Commercial writers’ Ten Commandments (give or take a few) are generally universal and a matter of common sense. Don’t steal work from other writers and pass it off as your own (plagiarism). Don’t invent “facts” to support your case (lying). Don’t do to others what you wouldn’t have done unto you (write content for spam emails).
But then there are much more personal, subjective ethical questions. For example, should I use my writing to promote activities or attitudes that I object to? The answer for me (and most other professional communicators, I suspect) is no. To maintain my integrity (and sleep decently), I draw the line where my conscience tells me.

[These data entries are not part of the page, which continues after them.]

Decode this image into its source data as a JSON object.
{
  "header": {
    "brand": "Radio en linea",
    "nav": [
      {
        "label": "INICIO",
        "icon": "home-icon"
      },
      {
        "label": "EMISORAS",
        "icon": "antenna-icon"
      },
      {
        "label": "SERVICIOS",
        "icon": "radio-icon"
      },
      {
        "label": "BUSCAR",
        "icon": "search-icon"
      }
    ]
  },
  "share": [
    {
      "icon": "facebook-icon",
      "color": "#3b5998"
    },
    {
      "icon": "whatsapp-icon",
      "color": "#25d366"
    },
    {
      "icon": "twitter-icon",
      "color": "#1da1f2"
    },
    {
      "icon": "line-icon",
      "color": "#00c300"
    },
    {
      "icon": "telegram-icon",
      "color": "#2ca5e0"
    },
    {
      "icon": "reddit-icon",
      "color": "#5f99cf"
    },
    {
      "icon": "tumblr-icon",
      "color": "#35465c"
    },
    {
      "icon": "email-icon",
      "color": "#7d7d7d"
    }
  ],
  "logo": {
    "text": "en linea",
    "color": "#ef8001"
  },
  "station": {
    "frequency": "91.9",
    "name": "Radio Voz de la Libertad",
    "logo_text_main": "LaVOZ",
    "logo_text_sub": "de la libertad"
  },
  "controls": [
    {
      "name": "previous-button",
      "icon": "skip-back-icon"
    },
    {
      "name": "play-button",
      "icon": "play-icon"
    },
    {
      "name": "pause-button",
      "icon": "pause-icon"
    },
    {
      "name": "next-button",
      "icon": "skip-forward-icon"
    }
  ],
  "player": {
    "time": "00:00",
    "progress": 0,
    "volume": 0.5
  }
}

I only became aware of my professional boundaries very recently. See, I’ve been vegan for over a decade, but was referred for a potential job to a food-related business that endorses eating meat (which has never happened to me before). Now, the woman who runs this business seems perfectly nice, and I pass no judgment against her whatsoever and wish her business all success. Yet I personally can’t, in good conscience, promote meat eating. Even if I could somehow manage a justification, my heart wouldn’t really be in it, so I wouldn‘t be able to do my best work — and that would be a disservice to her. Yet another ethical dilemma!
So I respectfully told this potential client that I wasn’t the writer she needed for her team. However, as a professional writer and fellow entrepreneur, I still want to help her succeed, so I proposed an alternative service — writing whatever vegan-related content her business may need. Veganism is one of my areas of expertise anyway, and, as a pragmatist, I believe that promoting vegan products and concepts for non-vegan businesses (which I have done before) is not only ethical but beneficial to both veganism and my clients.
Not every vegan would feel the same way, and I understand their reasons why. But every communicator has to decide, as an individual, what is right or wrong for his or her own practice.
- Freelance writers, editors, graphic designers and consultants: Where do you draw your ethical borders? How did you decide where they were, and what were your reasons?
- Business owners and hiring managers: Have prospective contractors bowed out of the running for jobs based on ethical concerns? If so, what were they, and were you ultimately able to find common ground?